Side effects: Long waits, clinics over capacity, doctors stretched too thin, care rationing, more pressure on nurses 

Oct 18
2009

Dr. Jon Van Roo starts each day of his medical residency program with a Starbucks coffee. He puts on a white coat embroidered with his name in purple stitching and and works up to 11 hours, six days a week, in the emergency room at the Methodist Hospitals Northlake Campus in Gary. During intensive care and trauma rotations, he puts in 27-hour shifts every four days.

"We work some really odd hours," said Van Roo, 37, a Northwestern University resident. "Our shifts sometimes go around-the-clock." Van Roo, like other medical students, will train between seven and 15 years, depending on the specialty, before becoming a full-time, licensed physician.

It takes about a decade to produce a new doctor, said John Gorski, chief operating officer of Munster's Community Healthcare System. And the United States is facing an impending doctor shortage -- of as many as 120,000 physicians by 2025, according to the Association of American Medical Colleges -- and the concern is whether the physician population can treat an impending influx of more patients when it already is stretched thin. Gorski said most of Community's physicians are in their 40s or 50s, and they, like many others nationwide, will retire in the next 15 years. Compounding this picture, fewer residents are becoming general, family and emergency room doctors.

With the number of insured patients expected to grow with any health care expansion approved by Congress, experts worry there will be even more demand on a dwindling supply of doctors. Meanwhile, the graying of the Baby Boom generation will put added pressure on the system.

"I think we are all going to be in trouble," Gorski said. "We deal with capacity problems now. Community (Hospital in Munster) is full all the time, St. Mary's (Medical Center in Hobart) is full all the time. St. Catherine's (Hospital in East Chicago) isn't always full because the population is less over there, but they've significantly increased."

Since 1997, the number of medical students going into primary care, which includes general, family and internal medicine, has dropped by more than half, according to the American Academy of Family Physicians. And 75 percent of emergency department medical directors report inadequate on-call coverage, according to the American Academy of Emergency Physicians.

"The utilization rates of the baby boomers ... is going to increase, which is going to require more doctors and more capacity in hospitals," Gorski said.

Lauren Dvorscak, a third-year medical student at Indiana University School of Medicine-Northwest, said she was surprised to see that some doctors treat about 30 patients each day.

"It was overwhelming from my standpoint as a student learning," Dvorscak, 25, of Highland, said. "There's definitely a doctor shortage."

But there's also a benefit. Dvorscak said these large numbers of patients give medical students such as her great opportunities to do a variety of clinical work.
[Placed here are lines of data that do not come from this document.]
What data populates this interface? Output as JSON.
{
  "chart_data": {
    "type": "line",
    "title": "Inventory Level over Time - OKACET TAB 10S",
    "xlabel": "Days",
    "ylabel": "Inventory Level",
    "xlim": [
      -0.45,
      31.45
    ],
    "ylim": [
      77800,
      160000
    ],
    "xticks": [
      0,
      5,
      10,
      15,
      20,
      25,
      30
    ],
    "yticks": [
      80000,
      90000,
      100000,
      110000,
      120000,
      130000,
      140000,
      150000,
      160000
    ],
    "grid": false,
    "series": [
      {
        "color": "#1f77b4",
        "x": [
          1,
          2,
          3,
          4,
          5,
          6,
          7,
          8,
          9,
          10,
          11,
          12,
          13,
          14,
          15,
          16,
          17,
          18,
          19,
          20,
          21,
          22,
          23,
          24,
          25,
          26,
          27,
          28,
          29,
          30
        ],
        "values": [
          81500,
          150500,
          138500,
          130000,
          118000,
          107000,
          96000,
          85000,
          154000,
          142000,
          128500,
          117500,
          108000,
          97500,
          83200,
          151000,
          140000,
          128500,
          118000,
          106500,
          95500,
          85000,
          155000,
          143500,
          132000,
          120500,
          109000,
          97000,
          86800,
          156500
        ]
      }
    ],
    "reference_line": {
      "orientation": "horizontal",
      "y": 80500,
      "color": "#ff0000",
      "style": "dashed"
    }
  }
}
Because of the doctor shortage, which is expected to worsen, the Association of American Medical Colleges has called for medical schools to increase enrollment 30 percent by 2015. Most schools, including Indiana University, are accepting more medical students each year and are expanding programs.

The U.S. Department of Health and Human Services reports the number of physicians nationally has increased since 1980 and is expected to continue increasing through 2020, according to Dr. Holly J. Humphrey, University of Chicago professor and dean for medical education. She said the school has decreased class size while keeping the same amount of scholarship money available to help students offset their debt.

"It's an important change that will hopefully encourage more students to pursue medicine who are frightened by that debt burden," Humphrey said.

Students like Dvorscak can pay as much as $200,000 for medical school. Residency programs on average pay about $45,000 a year to residents, Van Roo said, making it hard for doctors to pay back loans while completing their multiyear programs.

Dr. Alex Stemer, president and CEO of Medical Specialist Centers of Northwest Indiana, said doctors are getting paid less now than in the past because of low Medicare and Medicaid reimbursement rates that do not cover the cost of providing care. Stemer said this lower pay makes it harder for new doctors to pay off loans.

"You enter practice as a doctor with typically a quarter of million (dollars) in debt," Stemer said. The Association of American Medical Colleges estimates most students left medical school last year with more than $150,000 in debt, an increase of 11 percent from the previous year.

With health care reform a possibility in Congress, the question for many health care providers is how many more physicians will be needed to care for the U.S. population.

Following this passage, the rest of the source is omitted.